Metadata is a field reserved for custom information associated with a log line. Sending metadata is currently supported by the REST API, as well as our Node.JS, and Python code libraries.

Caveats

WARNING: If your parsed fields contain inconsistent value types, field parsing may fail, but we will keep the line if possible. For example, if a line is passed with a meta object, such as meta.myfield of type String, any subsequent lines with meta.myfield must have a String as the value type for meta.myfield. This caveat applies to all parsed fields, including JSON.

Ingestion Delays

From time to time, there will be delays in processing new log data due to volume of logs coming in. There are 2 types of delays: Live Tail latency and Indexing latency.

Live Tail Latency

We strive for a Live Tail latency of 1s in all cases. Typically our live tail latency averages about 10s.
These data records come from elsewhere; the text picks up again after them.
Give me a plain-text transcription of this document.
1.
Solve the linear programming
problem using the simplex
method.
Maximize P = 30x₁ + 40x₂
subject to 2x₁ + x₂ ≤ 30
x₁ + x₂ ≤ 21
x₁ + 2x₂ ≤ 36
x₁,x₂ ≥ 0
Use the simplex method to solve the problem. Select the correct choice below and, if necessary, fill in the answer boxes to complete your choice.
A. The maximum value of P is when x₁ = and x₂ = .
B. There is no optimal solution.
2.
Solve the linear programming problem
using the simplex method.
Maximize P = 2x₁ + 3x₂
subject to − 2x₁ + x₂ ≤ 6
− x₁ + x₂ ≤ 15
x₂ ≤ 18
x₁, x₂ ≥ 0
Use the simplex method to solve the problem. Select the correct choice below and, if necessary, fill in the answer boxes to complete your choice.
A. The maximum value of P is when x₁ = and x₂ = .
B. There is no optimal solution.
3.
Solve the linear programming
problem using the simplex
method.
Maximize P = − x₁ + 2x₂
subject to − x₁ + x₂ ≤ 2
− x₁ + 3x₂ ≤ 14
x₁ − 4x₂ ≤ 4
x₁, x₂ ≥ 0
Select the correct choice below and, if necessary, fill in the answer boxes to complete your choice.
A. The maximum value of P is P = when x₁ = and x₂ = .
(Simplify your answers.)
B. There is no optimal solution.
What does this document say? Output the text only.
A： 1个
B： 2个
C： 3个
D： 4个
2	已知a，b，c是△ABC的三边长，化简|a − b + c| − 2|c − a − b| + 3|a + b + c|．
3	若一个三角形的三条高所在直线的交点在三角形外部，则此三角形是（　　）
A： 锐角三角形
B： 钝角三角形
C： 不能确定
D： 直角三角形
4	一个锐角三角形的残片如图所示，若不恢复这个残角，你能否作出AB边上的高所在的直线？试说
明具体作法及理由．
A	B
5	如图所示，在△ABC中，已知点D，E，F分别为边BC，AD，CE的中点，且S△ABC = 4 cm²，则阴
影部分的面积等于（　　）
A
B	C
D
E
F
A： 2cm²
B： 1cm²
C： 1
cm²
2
You can see what the current latency is on https://status.logdna.com.

Indexing Latency

Indexing refers to the time between a line is ingested and when it's available for search. By default, our indexing process updates every 15s. As soon as a line is available in Live Tail, it should be indexed within our system within 15s.

Service limits

Please be aware of the following service limits for ingestion:

  • Message size: 16 KB
  • Hostname length: 256 characters
  • App name length: 512 characters
  • Level: 80 characters
  • Tags: 80 characters
  • Depth of parsed nested fields: 3
  • # Unique parsed fields: 1000 per day
  • Domains within hostnames are truncated. FQDN settings available upon request.